The ruling is fairly narrow. Homeless people can still be prosecuted for breaking the law, of course, and sit-lie ordinances may still be constitutional when shelter is sufficient, or in certain areas of a municipality. Cities cannot be required to provide shelter; they just can’t punish the homeless for sleeping outside if they don’t. The effect of the ruling on Spokane’s law is still unclear; as Boise has done since the lawsuit was initially filed, Spokane doesn’t enforce the ordinance when shelters are full.
Which brings us back to Robert Martin – the Martin in Martin v. City of Boise.
The 9th Circuit ruling says Martin now lives in Post Falls; other records from earlier in the case indicate he might have also lived in the Hayden area. I attempted to contact him through one of his attorneys, without success.
But the court files lay out his experiences briefly: He was cited for violating a Boise ordinance against sleeping outside on city property in 2009 and 2012. He left Boise in 2013, but returns regularly to visit his minor son.

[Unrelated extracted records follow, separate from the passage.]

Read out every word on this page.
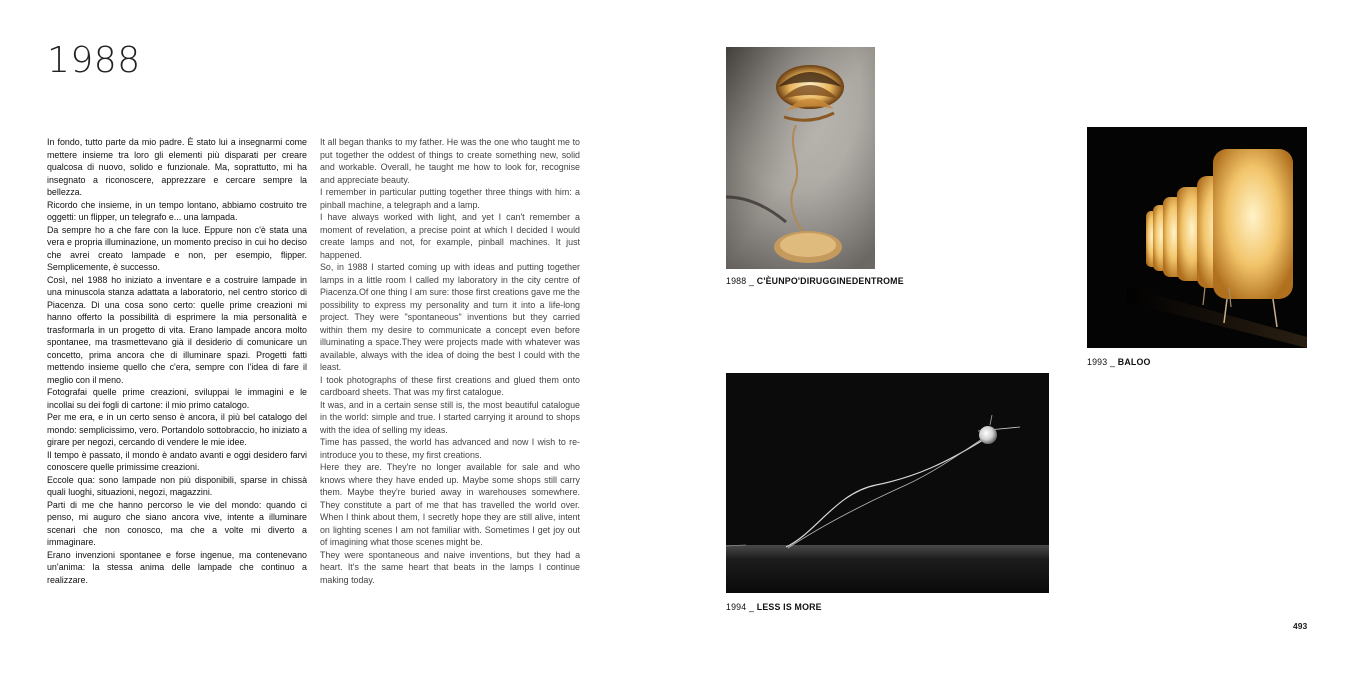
1988

In fondo, tutto parte da mio padre. È stato lui a insegnarmi come mettere insieme tra loro gli elementi più disparati per creare qualcosa di nuovo, solido e funzionale. Ma, soprattutto, mi ha insegnato a riconoscere, apprezzare e cercare sempre la bellezza.

Ricordo che insieme, in un tempo lontano, abbiamo costruito tre oggetti: un flipper, un telegrafo e... una lampada.

Da sempre ho a che fare con la luce. Eppure non c'è stata una vera e propria illuminazione, un momento preciso in cui ho deciso che avrei creato lampade e non, per esempio, flipper. Semplicemente, è successo.

Così, nel 1988 ho iniziato a inventare e a costruire lampade in una minuscola stanza adattata a laboratorio, nel centro storico di Piacenza. Di una cosa sono certo: quelle prime creazioni mi hanno offerto la possibilità di esprimere la mia personalità e trasformarla in un progetto di vita. Erano lampade ancora molto spontanee, ma trasmettevano già il desiderio di comunicare un concetto, prima ancora che di illuminare spazi. Progetti fatti mettendo insieme quello che c'era, sempre con l'idea di fare il meglio con il meno.

Fotografai quelle prime creazioni, sviluppai le immagini e le incollai su dei fogli di cartone: il mio primo catalogo.

Per me era, e in un certo senso è ancora, il più bel catalogo del mondo: semplicissimo, vero. Portandolo sottobraccio, ho iniziato a girare per negozi, cercando di vendere le mie idee.

Il tempo è passato, il mondo è andato avanti e oggi desidero farvi conoscere quelle primissime creazioni.

Eccole qua: sono lampade non più disponibili, sparse in chissà quali luoghi, situazioni, negozi, magazzini.

Parti di me che hanno percorso le vie del mondo: quando ci penso, mi auguro che siano ancora vive, intente a illuminare scenari che non conosco, ma che a volte mi diverto a immaginare.

Erano invenzioni spontanee e forse ingenue, ma contenevano un'anima: la stessa anima delle lampade che continuo a realizzare.

It all began thanks to my father. He was the one who taught me to put together the oddest of things to create something new, solid and workable. Overall, he taught me how to look for, recognise and appreciate beauty.

I remember in particular putting together three things with him: a pinball machine, a telegraph and a lamp.

I have always worked with light, and yet I can't remember a moment of revelation, a precise point at which I decided I would create lamps and not, for example, pinball machines. It just happened.

So, in 1988 I started coming up with ideas and putting together lamps in a little room I called my laboratory in the city centre of Piacenza.Of one thing I am sure: those first creations gave me the possibility to express my personality and turn it into a life-long project. They were "spontaneous" inventions but they carried within them my desire to communicate a concept even before illuminating a space.They were projects made with whatever was available, always with the idea of doing the best I could with the least.

I took photographs of these first creations and glued them onto cardboard sheets. That was my first catalogue.

It was, and in a certain sense still is, the most beautiful catalogue in the world: simple and true. I started carrying it around to shops with the idea of selling my ideas.

Time has passed, the world has advanced and now I wish to re-introduce you to these, my first creations.

Here they are. They're no longer available for sale and who knows where they have ended up. Maybe some shops still carry them. Maybe they're buried away in warehouses somewhere. They constitute a part of me that has travelled the world over. When I think about them, I secretly hope they are still alive, intent on lighting scenes I am not familiar with. Sometimes I get joy out of imagining what those scenes might be.

They were spontaneous and naive inventions, but they had a heart. It's the same heart that beats in the lamps I continue making today.

1988 _ C'ÈUNPO'DIRUGGINEDENTROME
1993 _ BALOO
1994 _ LESS IS MORE
493
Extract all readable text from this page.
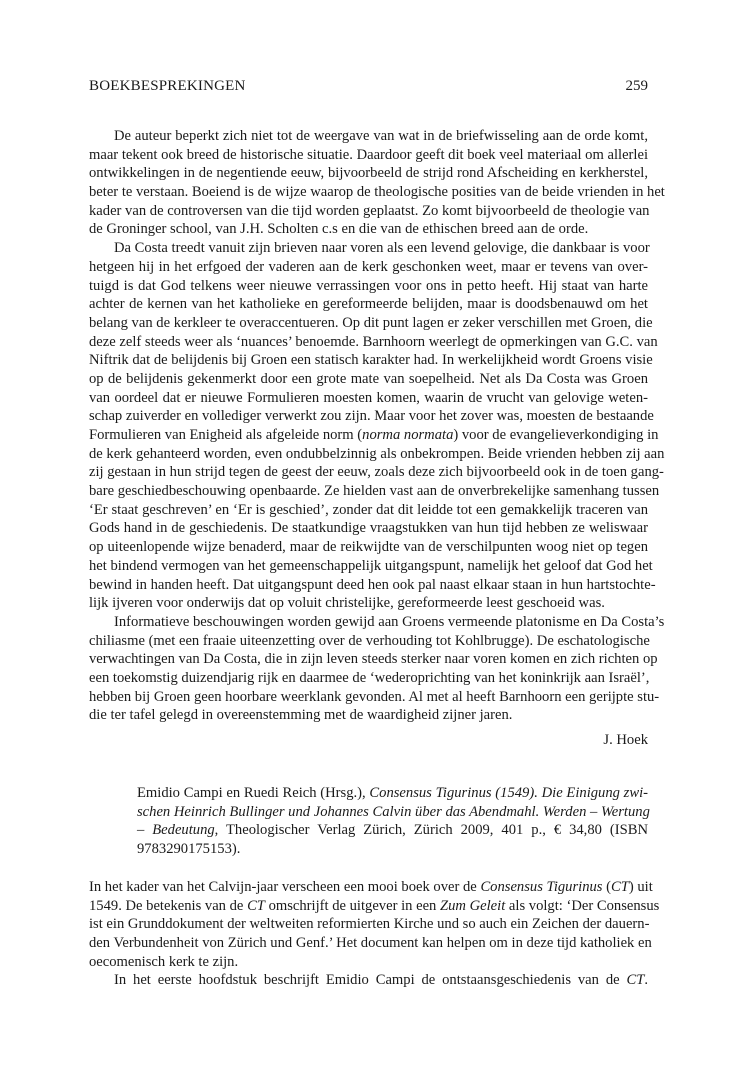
BOEKBESPREKINGEN	259
De auteur beperkt zich niet tot de weergave van wat in de briefwisseling aan de orde komt,
maar tekent ook breed de historische situatie. Daardoor geeft dit boek veel materiaal om allerlei
ontwikkelingen in de negentiende eeuw, bijvoorbeeld de strijd rond Afscheiding en kerkherstel,
beter te verstaan. Boeiend is de wijze waarop de theologische posities van de beide vrienden in het
kader van de controversen van die tijd worden geplaatst. Zo komt bijvoorbeeld de theologie van
de Groninger school, van J.H. Scholten c.s en die van de ethischen breed aan de orde.
Da Costa treedt vanuit zijn brieven naar voren als een levend gelovige, die dankbaar is voor
hetgeen hij in het erfgoed der vaderen aan de kerk geschonken weet, maar er tevens van over-
tuigd is dat God telkens weer nieuwe verrassingen voor ons in petto heeft. Hij staat van harte
achter de kernen van het katholieke en gereformeerde belijden, maar is doodsbenauwd om het
belang van de kerkleer te overaccentueren. Op dit punt lagen er zeker verschillen met Groen, die
deze zelf steeds weer als ‘nuances’ benoemde. Barnhoorn weerlegt de opmerkingen van G.C. van
Niftrik dat de belijdenis bij Groen een statisch karakter had. In werkelijkheid wordt Groens visie
op de belijdenis gekenmerkt door een grote mate van soepelheid. Net als Da Costa was Groen
van oordeel dat er nieuwe Formulieren moesten komen, waarin de vrucht van gelovige weten-
schap zuiverder en vollediger verwerkt zou zijn. Maar voor het zover was, moesten de bestaande
Formulieren van Enigheid als afgeleide norm (norma normata) voor de evangelieverkondiging in
de kerk gehanteerd worden, even ondubbelzinnig als onbekrompen. Beide vrienden hebben zij aan
zij gestaan in hun strijd tegen de geest der eeuw, zoals deze zich bijvoorbeeld ook in de toen gang-
bare geschiedbeschouwing openbaarde. Ze hielden vast aan de onverbrekelijke samenhang tussen
‘Er staat geschreven’ en ‘Er is geschied’, zonder dat dit leidde tot een gemakkelijk traceren van
Gods hand in de geschiedenis. De staatkundige vraagstukken van hun tijd hebben ze weliswaar
op uiteenlopende wijze benaderd, maar de reikwijdte van de verschilpunten woog niet op tegen
het bindend vermogen van het gemeenschappelijk uitgangspunt, namelijk het geloof dat God het
bewind in handen heeft. Dat uitgangspunt deed hen ook pal naast elkaar staan in hun hartstochte-
lijk ijveren voor onderwijs dat op voluit christelijke, gereformeerde leest geschoeid was.
Informatieve beschouwingen worden gewijd aan Groens vermeende platonisme en Da Costa’s
chiliasme (met een fraaie uiteenzetting over de verhouding tot Kohlbrugge). De eschatologische
verwachtingen van Da Costa, die in zijn leven steeds sterker naar voren komen en zich richten op
een toekomstig duizendjarig rijk en daarmee de ‘wederoprichting van het koninkrijk aan Israël’,
hebben bij Groen geen hoorbare weerklank gevonden. Al met al heeft Barnhoorn een gerijpte stu-
die ter tafel gelegd in overeenstemming met de waardigheid zijner jaren.
J. Hoek
Emidio Campi en Ruedi Reich (Hrsg.), Consensus Tigurinus (1549). Die Einigung zwi-
schen Heinrich Bullinger und Johannes Calvin über das Abendmahl. Werden – Wertung
– Bedeutung, Theologischer Verlag Zürich, Zürich 2009, 401 p., € 34,80 (ISBN
9783290175153).
In het kader van het Calvijn-jaar verscheen een mooi boek over de Consensus Tigurinus (CT) uit
1549. De betekenis van de CT omschrijft de uitgever in een Zum Geleit als volgt: ‘Der Consensus
ist ein Grunddokument der weltweiten reformierten Kirche und so auch ein Zeichen der dauern-
den Verbundenheit von Zürich und Genf.’ Het document kan helpen om in deze tijd katholiek en
oecomenisch kerk te zijn.
In het eerste hoofdstuk beschrijft Emidio Campi de ontstaansgeschiedenis van de CT.
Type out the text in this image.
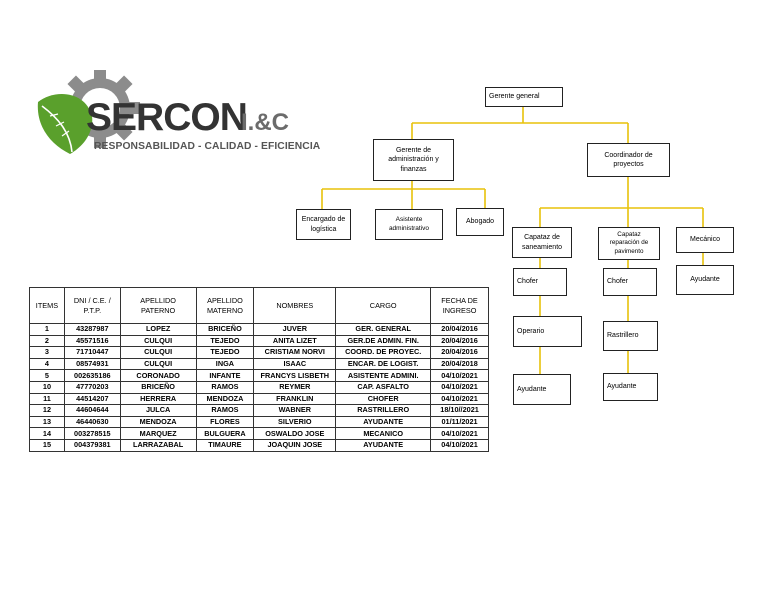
SERCON
I.&C
RESPONSABILIDAD - CALIDAD - EFICIENCIA
Gerente general
Gerente de administración y finanzas
Coordinador de proyectos
Encargado de logística
Asistente administrativo
Abogado
Capataz de saneamiento
Capataz reparación de pavimento
Mecánico
Chofer	Chofer	Ayudante
Operario
Rastrillero
Ayudante	Ayudante
ITEMS	DNI / C.E. / P.T.P.	APELLIDO PATERNO	APELLIDO MATERNO	NOMBRES	CARGO	FECHA DE INGRESO
1	43287987	LOPEZ	BRICEÑO	JUVER	GER. GENERAL	20/04/2016
2	45571516	CULQUI	TEJEDO	ANITA LIZET	GER.DE ADMIN. FIN.	20/04/2016
3	71710447	CULQUI	TEJEDO	CRISTIAM NORVI	COORD. DE PROYEC.	20/04/2016
4	08574931	CULQUI	INGA	ISAAC	ENCAR. DE LOGIST.	20/04/2018
5	002635186	CORONADO	INFANTE	FRANCYS LISBETH	ASISTENTE ADMINI.	04/10/2021
10	47770203	BRICEÑO	RAMOS	REYMER	CAP. ASFALTO	04/10/2021
11	44514207	HERRERA	MENDOZA	FRANKLIN	CHOFER	04/10/2021
12	44604644	JULCA	RAMOS	WABNER	RASTRILLERO	18/10//2021
13	46440630	MENDOZA	FLORES	SILVERIO	AYUDANTE	01/11/2021
14	003278515	MARQUEZ	BULGUERA	OSWALDO JOSE	MECANICO	04/10/2021
15	004379381	LARRAZABAL	TIMAURE	JOAQUIN JOSE	AYUDANTE	04/10/2021
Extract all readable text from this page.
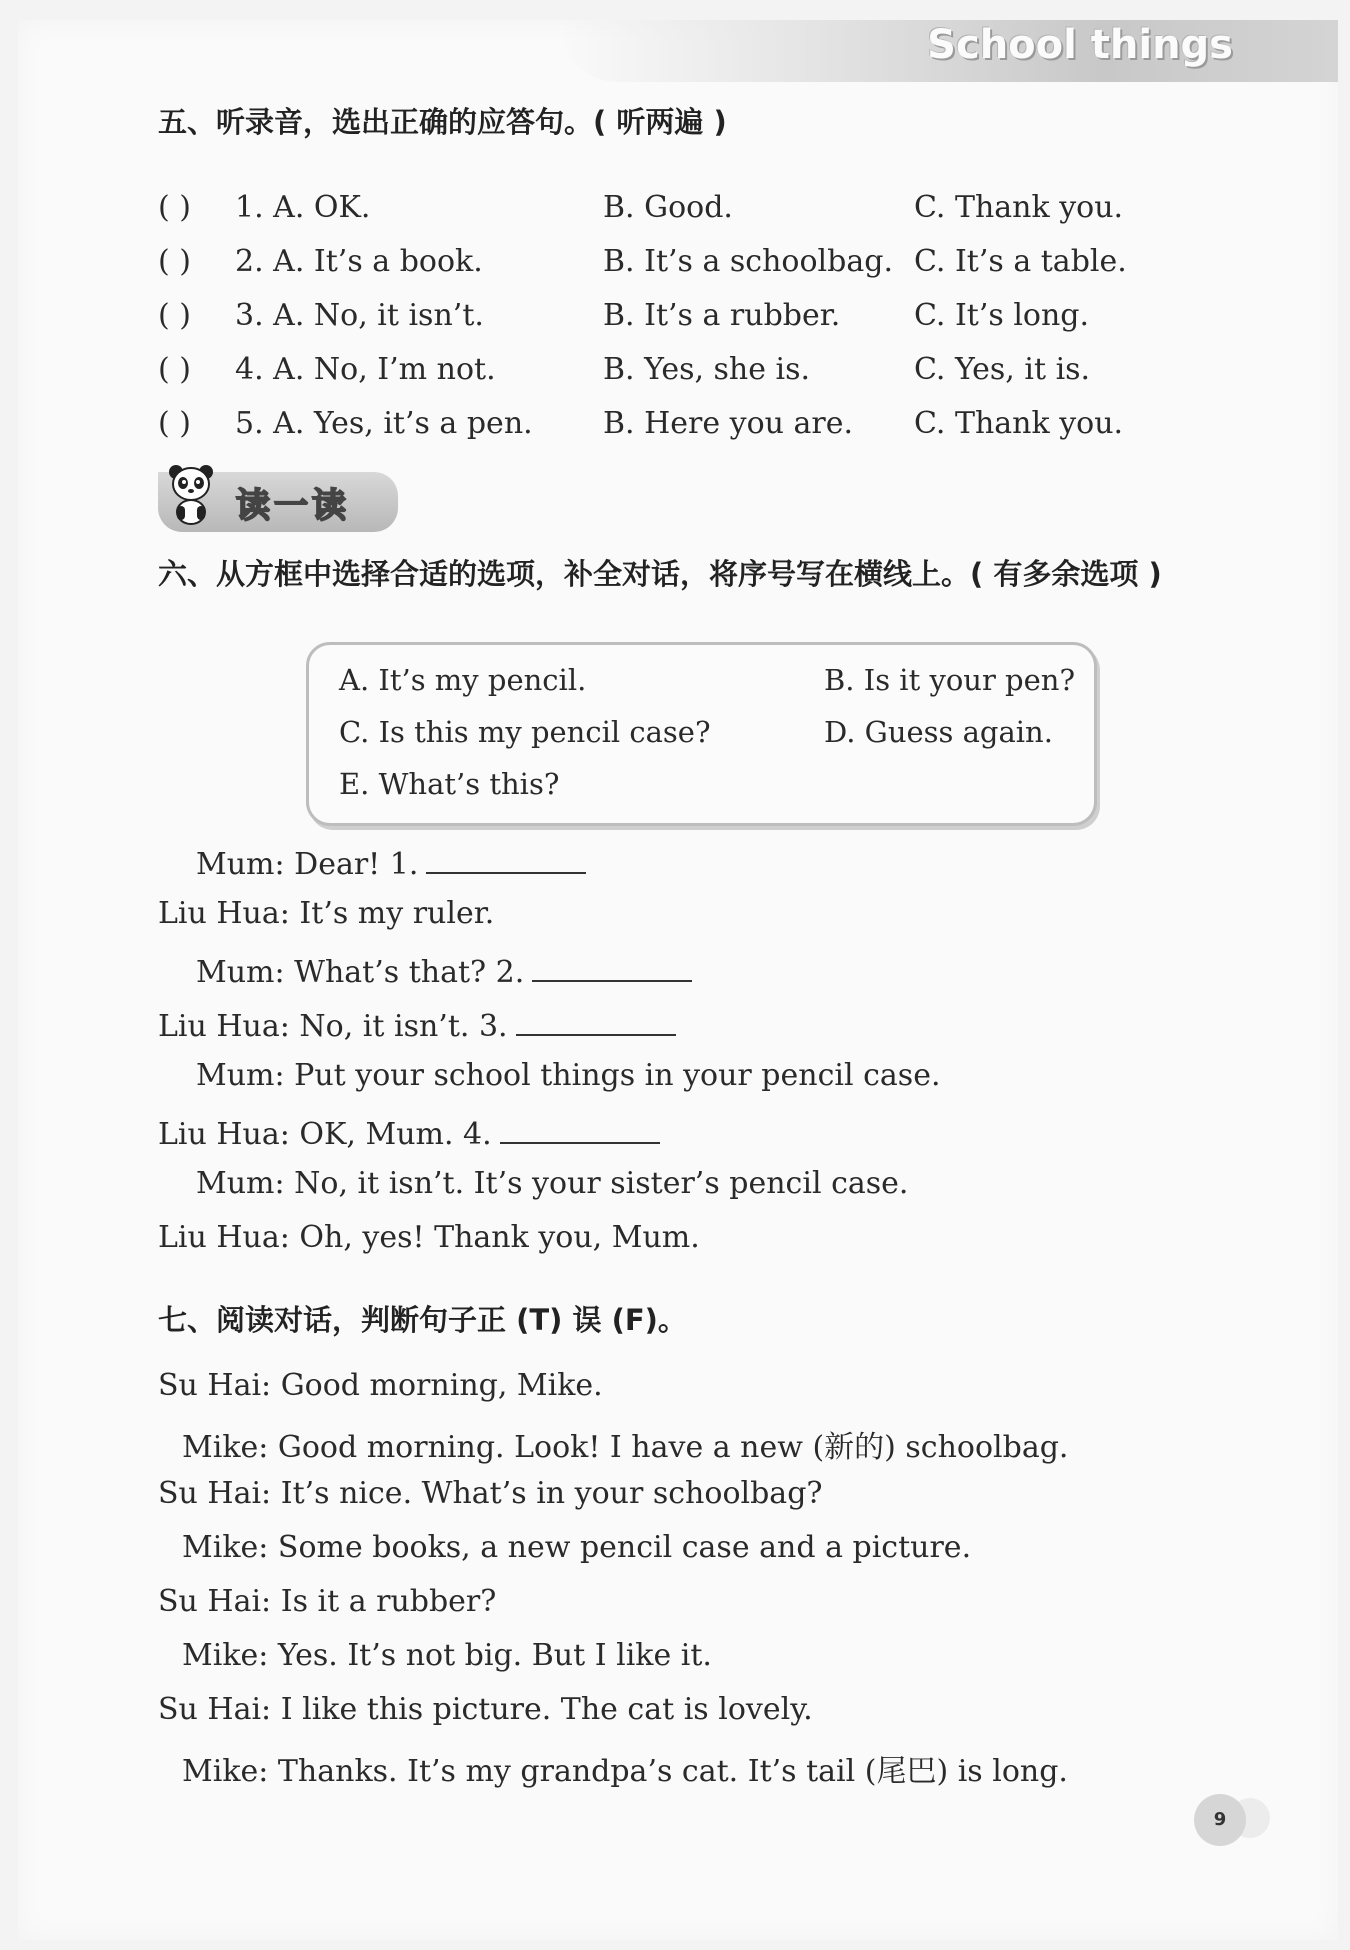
School things
五、听录音，选出正确的应答句。( 听两遍 )
( ) 1. A. OK.	B. Good.	C. Thank you.
( ) 2. A. It’s a book.	B. It’s a schoolbag. C. It’s a table.
( ) 3. A. No, it isn’t.	B. It’s a rubber. C. It’s long.
( ) 4. A. No, I’m not.	B. Yes, she is.	C. Yes, it is.
( ) 5. A. Yes, it’s a pen. B. Here you are. C. Thank you.
读一读
六、从方框中选择合适的选项，补全对话，将序号写在横线上。( 有多余选项 )
A. It’s my pencil.	B. Is it your pen?
C. Is this my pencil case?	D. Guess again.
E. What’s this?
Mum: Dear! 1.
Liu Hua: It’s my ruler.
Mum: What’s that? 2.
Liu Hua: No, it isn’t. 3.
Mum: Put your school things in your pencil case.
Liu Hua: OK, Mum. 4.
Mum: No, it isn’t. It’s your sister’s pencil case.
Liu Hua: Oh, yes! Thank you, Mum.
七、阅读对话，判断句子正 (T) 误 (F)。
Su Hai: Good morning, Mike.
Mike: Good morning. Look! I have a new (新的) schoolbag.
Su Hai: It’s nice. What’s in your schoolbag?
Mike: Some books, a new pencil case and a picture.
Su Hai: Is it a rubber?
Mike: Yes. It’s not big. But I like it.
Su Hai: I like this picture. The cat is lovely.
Mike: Thanks. It’s my grandpa’s cat. It’s tail (尾巴) is long.
9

A peculiar part of the system in Boise is that, while the city doesn’t enforce its sit-lie law when the shelters are full, one of Boise’s shelters never reports itself to be full – while sometimes barring access to people who refuse to participate in its religious programs. In other words, police there never considered the shelters full, even if some homeless people were being turned away.
“Should Martin return to Boise to visit his son,” the court concluded, “there is a reasonable possibility” that he would find himself without a shelter bed.
If that happens, the court says, Boise simply cannot make it a crime for him to engage in acts that are “universal and unavoidable consequences of being human” – sitting, lying, sleeping.